В обеденные часы торговля в «Королевской голове» обычно шла бойко. Парикмахеры и их помощники, извозчики, рабочие сцены (если в театре давали matinee[2]
), слуги, оставшиеся без места или урвавшие часок от работы, мелкие лавочники — словом, все, угнетенные монотонностью своего убогого существования, стекались сюда.Одиннадцать часов! Через час и пивной зал, и комнату на втором этаже заполнят посетители. А сейчас здесь было пока еще пусто, и, воспользовавшись преимуществом уединения и тишины, Джорнеймен решил немножко поработать над своим гандикапом. Все скачки последних трех лет были отчетливо запечатлены в его мозгу, и он мог по желанию восстановить в памяти любую самую ничтожную подробность; ему почти никогда не приходилось прибегать для этого к «Скаковому календарю». Странник побил Кирпича с гандикапом в десять фунтов. Снежная Королева — Сапожника с четырьмя фунтами; а Сапожник — Странника — с семью фунтами. Проблему усложняло и запутывало еще то обстоятельство, что Кирпич стойко показывал лучшее время, чем Снежная Королева. Джорнеймен был в нерешительности. Он поглаживал волосатой рукой свои короткие каштановые усы и грыз кончик карандаша. Пока он так бесплодно раздумывал, в комнату вошел Стэк.

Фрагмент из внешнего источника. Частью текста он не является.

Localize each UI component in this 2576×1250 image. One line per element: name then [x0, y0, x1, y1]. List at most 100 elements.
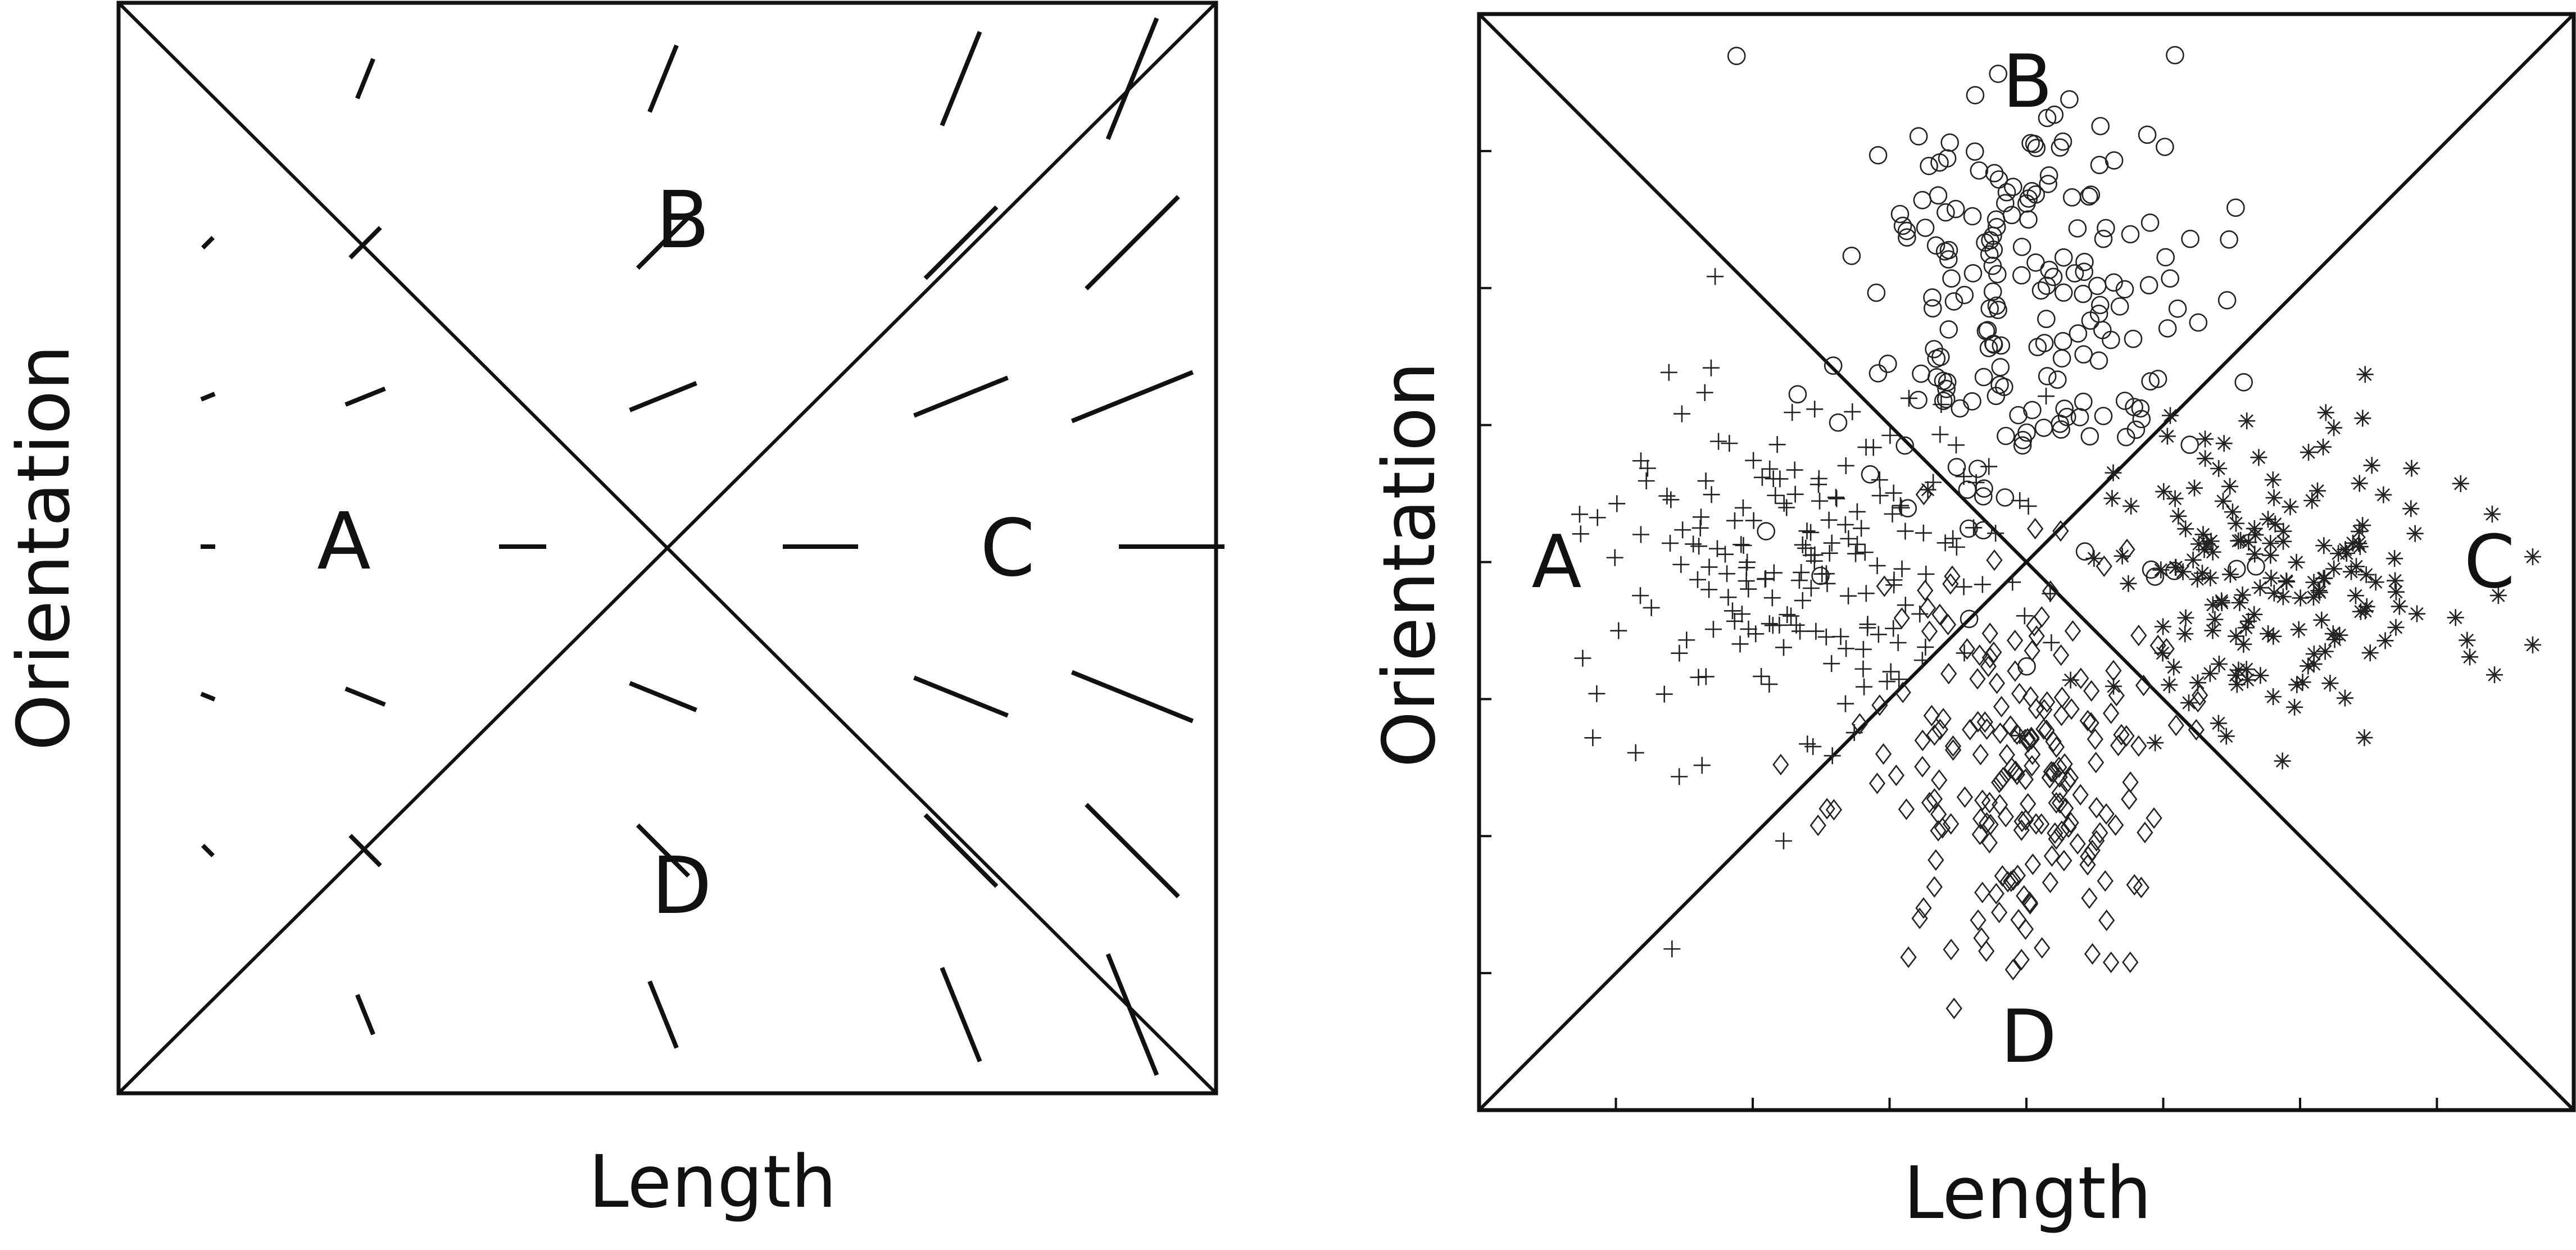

— А вы, как я погляжу, все еще возитесь со своим гандикапом, — сказал Стэк. — Ну, как, проясняется что-нибудь?
— Более или менее. — Джорнеймен вздохнул. — Не скажу, чтобы это выглядело одной из моих самых больших удач. Тут есть несколько довольно твердых орешков.
— Это которые же? — спросил Стэк.
Джорнеймен оживился и тут же выложил Стэку то, что он именовал «узловой задачей сопоставленных показателей».

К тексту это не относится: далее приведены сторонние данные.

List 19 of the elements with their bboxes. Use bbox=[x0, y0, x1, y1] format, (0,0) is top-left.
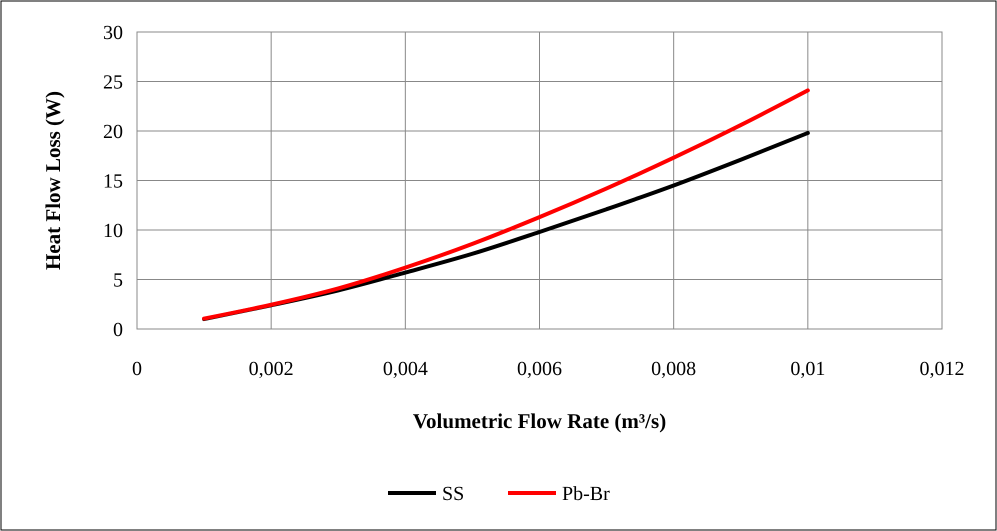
y-tick-label: 5 bbox=[113, 270, 123, 292]
y-tick-label: 15 bbox=[103, 170, 123, 192]
y-tick-label: 0 bbox=[113, 319, 123, 341]
y-tick-label: 20 bbox=[103, 121, 123, 143]
x-tick-label: 0 bbox=[132, 358, 142, 380]
x-tick-label: 0,012 bbox=[920, 358, 964, 380]
legend-label: Pb-Br bbox=[562, 483, 610, 505]
x-tick-label: 0,006 bbox=[517, 358, 562, 380]
x-tick-label: 0,008 bbox=[651, 358, 696, 380]
line-series bbox=[202, 88, 810, 321]
x-tick-label: 0,01 bbox=[790, 358, 826, 380]
y-tick-label: 30 bbox=[103, 22, 123, 44]
x-axis-title: Volumetric Flow Rate (m³/s) bbox=[412, 409, 666, 433]
x-tick-label: 0,002 bbox=[248, 358, 294, 380]
y-tick-label: 25 bbox=[103, 72, 123, 94]
x-tick-label: 0,004 bbox=[382, 358, 428, 380]
legend-label: SS bbox=[442, 483, 464, 505]
y-tick-label: 10 bbox=[103, 220, 123, 242]
y-axis-title: Heat Flow Loss (W) bbox=[41, 90, 65, 270]
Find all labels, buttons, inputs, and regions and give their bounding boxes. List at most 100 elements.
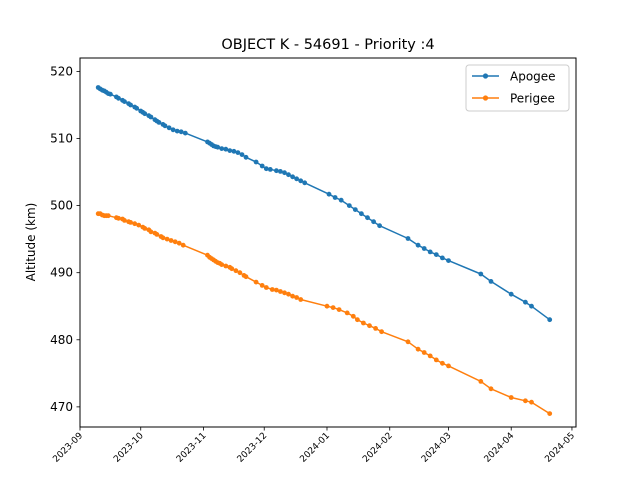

Стэк слушал его со вниманием, и, ободренный этим, Джорнеймен начал перечислять, в каких случаях определение весовых гандикапов ставило его в тупик.
— Всякий, кто хоть сколько-нибудь смыслит в скачках, не может не признать, что тут и выбирать-то нечего, — у них же совершенно одинаковые показатели. Будь это настоящий гандикап, я бы поспорил на даровую выпивку всем желающим, что пятнадцать из этих двадцати пройдут. И это самое большее, что можно сказать про Коуртнейский гандикап. Веса будут объявлены завтра, и вот тогда мы увидим.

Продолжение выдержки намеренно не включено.